Design Qualification (DQ): Documented evidence that the specifications, design, and implementation of the computerized system (hardware and software) are appropriate for their intended use.

Quality Management: Quality management is a continuous process that aims at quality improvement and overall performance in all processes and activities in the organization.

SOP: Stands for Standard Operating Procedure is a written document that describes in details how a particular procedure or method is executed for repetitive use. It is generally intended to standardize the procedure performance.

Code Review: A process to detect possible coding errors, implement path analyses and determine adherence to design specifications and standards by reviewing the source code.

BPF: Stands for “Bonnes Pratiques de Fabrication” in french. It is the equivalent of GMP.

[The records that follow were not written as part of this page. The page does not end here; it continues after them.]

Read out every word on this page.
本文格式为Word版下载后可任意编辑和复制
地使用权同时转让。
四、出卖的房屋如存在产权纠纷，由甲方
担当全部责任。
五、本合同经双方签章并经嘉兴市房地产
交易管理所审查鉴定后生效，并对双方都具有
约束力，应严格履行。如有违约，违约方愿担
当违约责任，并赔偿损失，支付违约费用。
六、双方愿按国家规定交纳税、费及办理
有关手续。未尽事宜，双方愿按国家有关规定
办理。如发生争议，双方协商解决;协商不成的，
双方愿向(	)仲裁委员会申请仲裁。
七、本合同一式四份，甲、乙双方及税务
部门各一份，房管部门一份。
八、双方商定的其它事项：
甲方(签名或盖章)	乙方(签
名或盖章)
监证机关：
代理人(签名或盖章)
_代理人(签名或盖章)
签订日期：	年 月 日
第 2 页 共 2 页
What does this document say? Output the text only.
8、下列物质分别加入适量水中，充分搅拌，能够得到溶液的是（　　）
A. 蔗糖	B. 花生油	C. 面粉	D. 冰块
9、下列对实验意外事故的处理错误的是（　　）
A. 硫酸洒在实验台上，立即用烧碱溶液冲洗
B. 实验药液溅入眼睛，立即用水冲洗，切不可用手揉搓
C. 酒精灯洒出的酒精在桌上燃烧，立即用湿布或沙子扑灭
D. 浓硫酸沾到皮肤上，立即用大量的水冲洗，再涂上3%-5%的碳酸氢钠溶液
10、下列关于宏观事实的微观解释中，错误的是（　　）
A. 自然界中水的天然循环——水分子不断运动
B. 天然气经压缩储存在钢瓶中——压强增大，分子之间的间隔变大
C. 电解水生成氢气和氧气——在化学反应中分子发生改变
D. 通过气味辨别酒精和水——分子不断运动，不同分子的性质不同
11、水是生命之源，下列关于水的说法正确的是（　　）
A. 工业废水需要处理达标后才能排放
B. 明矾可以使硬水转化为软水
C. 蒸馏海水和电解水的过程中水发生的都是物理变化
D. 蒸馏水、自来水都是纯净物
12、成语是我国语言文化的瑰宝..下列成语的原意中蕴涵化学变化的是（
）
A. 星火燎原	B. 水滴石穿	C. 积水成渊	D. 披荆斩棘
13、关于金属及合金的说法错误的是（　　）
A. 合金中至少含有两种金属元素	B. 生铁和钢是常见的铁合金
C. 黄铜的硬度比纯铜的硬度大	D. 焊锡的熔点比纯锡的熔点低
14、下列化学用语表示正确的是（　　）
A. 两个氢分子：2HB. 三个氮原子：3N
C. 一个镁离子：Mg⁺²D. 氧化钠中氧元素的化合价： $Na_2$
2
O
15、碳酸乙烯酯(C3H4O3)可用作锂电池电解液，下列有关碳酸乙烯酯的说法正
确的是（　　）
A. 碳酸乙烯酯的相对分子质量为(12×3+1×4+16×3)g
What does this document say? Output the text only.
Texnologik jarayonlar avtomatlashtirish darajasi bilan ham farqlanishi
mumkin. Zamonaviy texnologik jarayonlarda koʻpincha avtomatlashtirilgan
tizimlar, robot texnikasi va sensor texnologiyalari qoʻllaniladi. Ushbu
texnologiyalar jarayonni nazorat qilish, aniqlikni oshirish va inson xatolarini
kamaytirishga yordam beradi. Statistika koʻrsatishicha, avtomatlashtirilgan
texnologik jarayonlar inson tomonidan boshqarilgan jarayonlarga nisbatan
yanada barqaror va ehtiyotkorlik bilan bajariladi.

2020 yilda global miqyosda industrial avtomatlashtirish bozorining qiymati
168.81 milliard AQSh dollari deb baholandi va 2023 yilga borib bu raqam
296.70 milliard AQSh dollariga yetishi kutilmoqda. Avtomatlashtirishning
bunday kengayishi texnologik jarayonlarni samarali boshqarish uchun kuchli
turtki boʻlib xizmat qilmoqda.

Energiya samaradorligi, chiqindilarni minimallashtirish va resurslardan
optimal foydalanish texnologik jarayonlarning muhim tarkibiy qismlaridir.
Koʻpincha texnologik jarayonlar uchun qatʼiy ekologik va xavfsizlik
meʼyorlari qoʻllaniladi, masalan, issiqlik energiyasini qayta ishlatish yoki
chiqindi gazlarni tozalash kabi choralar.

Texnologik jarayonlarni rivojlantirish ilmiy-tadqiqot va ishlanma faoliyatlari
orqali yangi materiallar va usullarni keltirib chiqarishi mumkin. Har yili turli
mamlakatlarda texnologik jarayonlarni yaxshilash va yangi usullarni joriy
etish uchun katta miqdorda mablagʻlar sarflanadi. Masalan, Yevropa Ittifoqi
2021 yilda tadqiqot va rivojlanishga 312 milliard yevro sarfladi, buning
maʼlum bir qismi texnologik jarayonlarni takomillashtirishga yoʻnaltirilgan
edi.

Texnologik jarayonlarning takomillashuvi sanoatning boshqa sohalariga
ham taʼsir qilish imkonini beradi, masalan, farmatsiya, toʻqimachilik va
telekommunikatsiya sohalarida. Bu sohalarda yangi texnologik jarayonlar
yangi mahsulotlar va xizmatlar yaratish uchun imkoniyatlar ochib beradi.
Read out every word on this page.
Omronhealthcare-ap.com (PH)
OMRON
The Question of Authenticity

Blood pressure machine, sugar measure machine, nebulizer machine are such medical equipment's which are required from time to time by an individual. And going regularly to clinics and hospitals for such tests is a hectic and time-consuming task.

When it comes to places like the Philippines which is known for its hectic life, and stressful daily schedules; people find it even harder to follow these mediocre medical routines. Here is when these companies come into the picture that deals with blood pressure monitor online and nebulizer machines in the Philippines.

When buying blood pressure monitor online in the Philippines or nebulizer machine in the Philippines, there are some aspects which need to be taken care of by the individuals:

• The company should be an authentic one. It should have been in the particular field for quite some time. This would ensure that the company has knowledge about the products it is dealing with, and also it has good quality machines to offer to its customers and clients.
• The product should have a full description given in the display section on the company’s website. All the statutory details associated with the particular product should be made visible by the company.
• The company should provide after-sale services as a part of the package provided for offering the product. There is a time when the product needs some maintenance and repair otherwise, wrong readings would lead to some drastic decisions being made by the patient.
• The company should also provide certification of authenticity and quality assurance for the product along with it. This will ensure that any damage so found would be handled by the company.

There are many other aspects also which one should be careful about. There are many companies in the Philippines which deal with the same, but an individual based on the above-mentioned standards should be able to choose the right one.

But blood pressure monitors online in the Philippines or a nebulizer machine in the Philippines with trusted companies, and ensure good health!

DRP: Stands for disaster recovery plan is the plan for business continuity in the event of a disaster that destroys business resources. The goal of DRP is to recover the technical infrastructure that supports business continuity, in the event of a serious incident in the least possible time.

Change Management (CM): The complete set of processes employed for tracking all changes from existing and new systems, applications, and environments defined by a respective pharmaceutical regulatory conformance and to mange systematically the effects of change.

Performance Qualification (PQ): Verification that, under actual operating conditions, the computerized system operates as expected and that the results (actual data) are as expected.

Vendor Audit: A systematic and independent examination to determine whether quality activities and related results comply with a documented quality system and whether this documented quality system is implemented effectively and is suitable to achieve the contractual requirements placed by the customer.

Installation Qualification (IQ): Documented evidence that the computerized system (hardware and software) is installed in accordance with the requirements of the manufacturer and of the user and that the supplier documentation is in place.

Validation: Documented evidence providing a high degree of assurance that a specific process under consideration does what it purposes to do. Validation deals with the entire system lifecycle to ensure a system satisfies user requirements, meets compliance expectations and adequately maintained to provide a secure environment with accurate, reliable, and traceable information from conception to retirement. The term is also used to describe the overall validation approach including qualification. Validation includes but is not limited to manufacturing processes, equipments, computerized system, etc.